The waste management firm was found guilty in a three-week jury trial at London's Wood Green Crown Court.
Biffa said it "strongly contested" the decision and was considering making an appeal.
But the Environment Agency said jurors did not accept Biffa's claim that the contaminated bundles were made up of waste paper.
Biffa argued that its containers were regularly inspected by Chinese customs agents. It also said the firms buying the waste often inspected containers before they were shipped to make sure they contained 98.5% paper, which is the industry standard.
It has been illegal to send unsorted household waste to China since 2006.

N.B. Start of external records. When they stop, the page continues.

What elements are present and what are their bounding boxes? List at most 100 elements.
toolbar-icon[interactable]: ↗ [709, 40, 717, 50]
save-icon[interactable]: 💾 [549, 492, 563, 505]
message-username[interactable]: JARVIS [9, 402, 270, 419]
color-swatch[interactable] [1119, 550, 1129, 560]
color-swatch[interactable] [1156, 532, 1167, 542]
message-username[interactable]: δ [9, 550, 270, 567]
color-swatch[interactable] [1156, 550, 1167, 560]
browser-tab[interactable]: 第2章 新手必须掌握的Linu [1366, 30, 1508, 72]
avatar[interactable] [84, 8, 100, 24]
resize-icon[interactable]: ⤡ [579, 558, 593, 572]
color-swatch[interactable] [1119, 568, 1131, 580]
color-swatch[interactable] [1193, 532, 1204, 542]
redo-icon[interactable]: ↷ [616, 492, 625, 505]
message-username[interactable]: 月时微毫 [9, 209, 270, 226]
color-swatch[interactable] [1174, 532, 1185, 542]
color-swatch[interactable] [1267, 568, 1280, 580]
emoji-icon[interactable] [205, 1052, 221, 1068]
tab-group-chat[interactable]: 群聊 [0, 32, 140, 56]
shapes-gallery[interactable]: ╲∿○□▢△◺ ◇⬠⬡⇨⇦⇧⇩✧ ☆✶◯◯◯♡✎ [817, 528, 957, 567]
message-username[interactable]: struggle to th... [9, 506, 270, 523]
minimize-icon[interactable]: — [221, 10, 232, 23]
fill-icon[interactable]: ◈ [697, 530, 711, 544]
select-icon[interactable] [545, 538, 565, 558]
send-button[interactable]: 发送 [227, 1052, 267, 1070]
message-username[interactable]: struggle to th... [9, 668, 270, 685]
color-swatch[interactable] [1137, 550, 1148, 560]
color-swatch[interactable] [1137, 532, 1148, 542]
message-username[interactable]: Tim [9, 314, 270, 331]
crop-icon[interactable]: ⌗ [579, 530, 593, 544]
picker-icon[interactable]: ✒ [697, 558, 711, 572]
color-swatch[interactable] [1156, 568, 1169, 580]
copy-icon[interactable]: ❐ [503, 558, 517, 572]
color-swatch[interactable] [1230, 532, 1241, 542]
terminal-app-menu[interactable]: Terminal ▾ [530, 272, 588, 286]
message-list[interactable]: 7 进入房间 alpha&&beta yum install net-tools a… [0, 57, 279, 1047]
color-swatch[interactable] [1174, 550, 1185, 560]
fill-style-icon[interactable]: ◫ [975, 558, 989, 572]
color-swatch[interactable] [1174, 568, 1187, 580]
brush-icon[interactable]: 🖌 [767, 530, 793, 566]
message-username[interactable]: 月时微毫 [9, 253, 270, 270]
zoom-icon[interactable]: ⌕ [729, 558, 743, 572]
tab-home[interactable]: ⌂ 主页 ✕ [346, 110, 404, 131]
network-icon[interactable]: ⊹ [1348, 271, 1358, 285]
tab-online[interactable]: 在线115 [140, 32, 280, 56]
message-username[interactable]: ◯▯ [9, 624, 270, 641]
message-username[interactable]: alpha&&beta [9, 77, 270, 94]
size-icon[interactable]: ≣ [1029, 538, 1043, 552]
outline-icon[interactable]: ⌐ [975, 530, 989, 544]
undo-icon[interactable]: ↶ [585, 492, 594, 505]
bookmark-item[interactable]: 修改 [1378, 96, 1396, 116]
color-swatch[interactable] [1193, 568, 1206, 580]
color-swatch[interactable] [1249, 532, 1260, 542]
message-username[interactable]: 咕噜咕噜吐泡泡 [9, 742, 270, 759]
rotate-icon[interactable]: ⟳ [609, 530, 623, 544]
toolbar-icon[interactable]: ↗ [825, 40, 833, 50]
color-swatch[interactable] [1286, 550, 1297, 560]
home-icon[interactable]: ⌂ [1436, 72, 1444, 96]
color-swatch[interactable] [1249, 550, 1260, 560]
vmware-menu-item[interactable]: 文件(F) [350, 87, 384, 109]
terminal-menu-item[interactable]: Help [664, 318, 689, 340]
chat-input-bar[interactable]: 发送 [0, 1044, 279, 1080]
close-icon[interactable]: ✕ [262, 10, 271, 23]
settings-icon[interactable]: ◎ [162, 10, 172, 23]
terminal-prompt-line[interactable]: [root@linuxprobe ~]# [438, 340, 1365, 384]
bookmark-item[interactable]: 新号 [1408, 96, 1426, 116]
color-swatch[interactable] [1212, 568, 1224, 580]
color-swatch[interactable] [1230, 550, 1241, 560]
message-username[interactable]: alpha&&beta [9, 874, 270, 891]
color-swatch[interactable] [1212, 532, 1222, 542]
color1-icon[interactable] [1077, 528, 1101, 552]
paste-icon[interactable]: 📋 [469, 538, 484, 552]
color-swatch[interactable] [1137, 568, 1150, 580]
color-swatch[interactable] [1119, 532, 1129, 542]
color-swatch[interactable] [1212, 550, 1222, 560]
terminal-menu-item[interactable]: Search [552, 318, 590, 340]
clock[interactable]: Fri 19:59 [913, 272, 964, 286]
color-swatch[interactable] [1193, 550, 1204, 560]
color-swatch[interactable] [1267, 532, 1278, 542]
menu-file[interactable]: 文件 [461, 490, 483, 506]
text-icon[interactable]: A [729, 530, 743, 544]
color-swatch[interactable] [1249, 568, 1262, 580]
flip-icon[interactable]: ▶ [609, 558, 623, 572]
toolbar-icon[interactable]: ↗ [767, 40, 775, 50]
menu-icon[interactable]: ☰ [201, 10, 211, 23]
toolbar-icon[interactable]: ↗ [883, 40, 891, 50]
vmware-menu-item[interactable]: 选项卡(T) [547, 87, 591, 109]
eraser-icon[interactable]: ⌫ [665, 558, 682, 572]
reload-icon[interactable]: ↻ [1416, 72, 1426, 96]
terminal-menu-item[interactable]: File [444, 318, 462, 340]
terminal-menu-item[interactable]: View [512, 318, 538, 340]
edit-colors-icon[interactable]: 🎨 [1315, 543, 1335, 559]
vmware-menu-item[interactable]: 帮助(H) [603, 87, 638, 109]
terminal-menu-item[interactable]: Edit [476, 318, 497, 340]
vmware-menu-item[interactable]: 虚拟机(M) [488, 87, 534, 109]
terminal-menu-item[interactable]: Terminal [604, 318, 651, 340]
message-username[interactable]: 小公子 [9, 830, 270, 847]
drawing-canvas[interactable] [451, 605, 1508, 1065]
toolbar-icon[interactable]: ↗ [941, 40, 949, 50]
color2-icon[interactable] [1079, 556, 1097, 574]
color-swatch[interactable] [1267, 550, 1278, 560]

Paper can legally be sent to the country, but other heavily contaminated waste cannot.
The Environment Agency said it found "everything from women's underwear and plastic bottles to metal pipes" in a number of 25-tonne containers that were bound for China.
Glass, plastics, electrical items and metal were also found inside seven of the containers that the agency inspected at the port of Felixstowe in Suffolk.
"Instead of waste paper, investigators discovered diverse discarded debris such as shoes, plastic bags, an umbrella, socks, hand towels, unused condoms, video tape, toiletries and electric cable," the Environment Agency said.
"The nappies and sanitary towels gave off a pungent 'vomit-like' smell when inspected by Environment Agency officers."
But Biffa said it supplied "vital raw material" to China to be recycled in an "environmentally sound" way.
It said the material met international standards and blamed the Environment Agency for failing to lay out what level of contamination it would consider acceptable.